C’est au tour du 2ᵉ collège d’experts, dit de la « contre-expertise », d’être auditionné.

Ils sont accompagnés de M. BEYRIS et M. DE VALENCE du 1er collège afin de permettre un débat contradictoire.

Avant leur intervention formelle, la présidente demande aux deux collèges de commenter les diapositives présentées la veille par M. LAYRISSE, sur demande d’Airbus.

Les deux collèges remettent en cause certaines diapositives.

Du fait de l’allongement des présentations du 2ᵉ collège, il ne sera pas possible de revenir par questionnement sur ces différences d’interprétations.


Gilles LE BARZIC

M. LE BARZIC est entré dans l’armée de l’air en 1970.

Il a été pilote de chasse pendant 10 ans, puis pilote d’essai pendant 25 ans à la DGA.

Parmi les missions confiées au 2ᵉ collège, il indique qu’il y avait l’analyse du suivi ou non par le PF des barres de FD.

À l’aide d’un graphique où sont superposées des courbes représentant les ordres en tangage du FD et les actions du PF, il en déduit qu’il n’y a pas de corrélation.

Il précisera en fin de journée qu’il a eu accès à la vidéo d’Airbus reconstituant l’apparition et la disparition des barres de FD,

mais que, pour lui, cela ne change en rien ses conclusions.


La certification CS25 oblige à ce qu’un avion soit conçu avec une stabilité longitudinale statique (SLS) positive.

C’est-à-dire que lorsqu’on s’approche du décrochage et qu’on relâche le manche, naturellement, l’avion doit piquer du nez.

Les avions Airbus sont les seuls à ne pas respecter ce critère réglementaire.

Ils ont une SLS neutre : lorsque le pilote ne fait rien sur le manche, l’avion ne fait rien non plus, ce qui empêche l’avion de sortir de lui-même du décrochage.

Airbus a malgré tout réussi à faire certifier ses types d’avions grâce à deux conditions spéciales, dont la protection du décrochage en loi normale.

Il sous-entend que, si problème de conception il y a, ce n’est pas la faute du concepteur “qui propose”, mais du certificateur “qui accepte”.


Jean-Yves GRAU

M. GRAU est spécialiste en facteurs humains.

Il a débuté comme médecin de l’armée de l’air, puis a poursuivi comme chercheur dans un centre de médecine aéronautique spatiale, en ergonomie cognitive.
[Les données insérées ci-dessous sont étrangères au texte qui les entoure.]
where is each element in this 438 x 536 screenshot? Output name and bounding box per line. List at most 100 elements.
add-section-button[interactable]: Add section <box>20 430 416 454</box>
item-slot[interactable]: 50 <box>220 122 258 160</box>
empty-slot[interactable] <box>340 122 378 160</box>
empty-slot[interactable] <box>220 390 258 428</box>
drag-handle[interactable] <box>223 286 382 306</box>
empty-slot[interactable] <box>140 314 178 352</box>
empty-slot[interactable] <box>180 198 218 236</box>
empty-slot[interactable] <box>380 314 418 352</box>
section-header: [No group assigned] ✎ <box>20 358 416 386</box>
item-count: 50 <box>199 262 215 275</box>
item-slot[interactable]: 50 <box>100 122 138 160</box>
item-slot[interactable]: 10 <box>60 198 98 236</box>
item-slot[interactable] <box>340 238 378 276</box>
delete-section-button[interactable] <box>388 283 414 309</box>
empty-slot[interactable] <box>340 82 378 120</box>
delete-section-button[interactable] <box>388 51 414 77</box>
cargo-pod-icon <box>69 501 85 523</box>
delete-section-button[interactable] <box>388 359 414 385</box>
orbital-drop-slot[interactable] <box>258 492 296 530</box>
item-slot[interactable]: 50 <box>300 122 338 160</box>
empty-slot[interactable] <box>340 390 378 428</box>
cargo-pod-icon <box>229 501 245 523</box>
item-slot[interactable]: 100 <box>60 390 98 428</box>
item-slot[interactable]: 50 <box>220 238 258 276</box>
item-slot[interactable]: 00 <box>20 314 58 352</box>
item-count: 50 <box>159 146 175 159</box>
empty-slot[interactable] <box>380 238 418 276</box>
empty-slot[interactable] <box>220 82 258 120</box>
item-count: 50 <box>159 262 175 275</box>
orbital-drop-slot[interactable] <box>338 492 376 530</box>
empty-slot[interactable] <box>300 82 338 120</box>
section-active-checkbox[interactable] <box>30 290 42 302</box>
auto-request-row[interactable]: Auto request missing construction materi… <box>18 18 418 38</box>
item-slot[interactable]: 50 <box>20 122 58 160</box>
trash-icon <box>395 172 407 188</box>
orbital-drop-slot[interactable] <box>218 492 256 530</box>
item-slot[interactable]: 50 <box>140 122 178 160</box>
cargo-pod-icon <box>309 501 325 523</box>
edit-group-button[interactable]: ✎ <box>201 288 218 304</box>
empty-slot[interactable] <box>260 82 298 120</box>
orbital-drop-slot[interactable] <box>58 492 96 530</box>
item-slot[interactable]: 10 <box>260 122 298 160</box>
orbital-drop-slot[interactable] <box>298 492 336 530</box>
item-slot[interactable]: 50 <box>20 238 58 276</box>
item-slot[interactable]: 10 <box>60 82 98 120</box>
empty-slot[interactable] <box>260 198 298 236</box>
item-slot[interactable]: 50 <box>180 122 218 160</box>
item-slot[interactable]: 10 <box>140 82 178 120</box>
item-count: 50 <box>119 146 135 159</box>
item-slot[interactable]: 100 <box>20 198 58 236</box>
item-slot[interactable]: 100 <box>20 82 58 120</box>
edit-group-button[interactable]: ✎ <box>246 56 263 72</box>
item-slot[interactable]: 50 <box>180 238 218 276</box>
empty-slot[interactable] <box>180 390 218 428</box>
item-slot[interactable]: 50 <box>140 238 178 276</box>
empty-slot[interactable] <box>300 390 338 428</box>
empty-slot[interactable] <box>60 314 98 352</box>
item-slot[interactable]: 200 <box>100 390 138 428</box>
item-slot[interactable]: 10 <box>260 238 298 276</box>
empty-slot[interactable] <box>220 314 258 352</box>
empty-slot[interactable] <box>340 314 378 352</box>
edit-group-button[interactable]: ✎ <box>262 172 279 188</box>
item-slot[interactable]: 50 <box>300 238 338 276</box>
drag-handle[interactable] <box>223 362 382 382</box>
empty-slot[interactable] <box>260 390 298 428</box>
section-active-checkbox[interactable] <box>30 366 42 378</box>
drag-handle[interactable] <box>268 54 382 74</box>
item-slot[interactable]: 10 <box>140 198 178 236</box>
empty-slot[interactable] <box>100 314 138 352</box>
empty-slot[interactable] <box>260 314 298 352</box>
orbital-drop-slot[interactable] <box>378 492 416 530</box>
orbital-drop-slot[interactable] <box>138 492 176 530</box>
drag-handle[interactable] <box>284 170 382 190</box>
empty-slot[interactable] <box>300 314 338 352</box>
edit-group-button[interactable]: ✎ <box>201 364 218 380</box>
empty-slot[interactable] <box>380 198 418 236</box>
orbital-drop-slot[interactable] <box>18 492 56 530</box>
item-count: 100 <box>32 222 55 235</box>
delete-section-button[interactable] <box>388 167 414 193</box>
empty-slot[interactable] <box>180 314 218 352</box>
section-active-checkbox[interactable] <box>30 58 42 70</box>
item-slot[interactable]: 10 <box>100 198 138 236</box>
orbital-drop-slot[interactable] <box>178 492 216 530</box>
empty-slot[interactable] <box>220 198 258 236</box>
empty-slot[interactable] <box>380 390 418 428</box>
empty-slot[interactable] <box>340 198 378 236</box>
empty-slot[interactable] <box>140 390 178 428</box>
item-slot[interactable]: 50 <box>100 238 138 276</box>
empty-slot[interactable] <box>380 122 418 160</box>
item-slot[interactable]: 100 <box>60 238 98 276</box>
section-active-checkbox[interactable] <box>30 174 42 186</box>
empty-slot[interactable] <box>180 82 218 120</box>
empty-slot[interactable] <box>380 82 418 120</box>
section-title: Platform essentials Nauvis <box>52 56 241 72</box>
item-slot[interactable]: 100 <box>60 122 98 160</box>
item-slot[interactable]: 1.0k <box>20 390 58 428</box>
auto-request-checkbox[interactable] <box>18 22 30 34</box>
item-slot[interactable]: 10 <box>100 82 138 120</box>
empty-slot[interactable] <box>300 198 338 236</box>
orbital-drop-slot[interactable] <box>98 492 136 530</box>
Il revient sur la chronologie du vol et remet en cause le commandant :

(choix d’aller se reposer lors du passage du FIT, OPL en place droite délaissé).

De la même façon, il critique l’absence de communication verbale systématique entre les deux OPL lorsqu’ils se sont retrouvés seuls au poste.

Lors de la déconnexion de l’AP,

« L’équipage n’annonce pas la panne, mais réagit de façon coordonnée. »

Il décrit, sous forme de listes très exhaustives, tous les manquements qu’il a constatés concernant le déroulement de l’événement — à tel point qu’avant la fin de sa présentation, la présidente le coupe pour lui expliquer qu’elle n’a rien compris.

Il résume alors :

« Ils ont fait n’importe quoi parce que la situation était complexe.

C’est toute la problématique de la formation. »


Débat contradictoire

M. DE VALENCE :

« Personne n’avait mis un scénario aussi complexe pour la formation.

L’ergonomie, ce n’est pas aussi simple que cela en a l’air.

Cinq alarmes en dix secondes : il faut être capable de les analyser et de les traiter.

Je reconnais qu’il est assez simple de dire “trajectoire”.

C’est de la théorie.

Lorsque vous êtes face à une telle situation et que tout vous saute à la figure,

on peut comprendre qu’il peut y avoir des réactions inattendues.

Ils se sont retrouvés face à une somme d’informations à traiter — et je parle en pilote de ligne —

qui dépassait ce qu’ils pouvaient faire. »

M. BEYRIS :

« Si la formation ne peut pas tout couvrir, est-ce qu’on pouvait diminuer l’impact de la panne ?

La compagnie aérienne et le constructeur pouvaient s’inspirer d’une dangerosité qu’ils n’avaient finalement pas correctement appréhendée.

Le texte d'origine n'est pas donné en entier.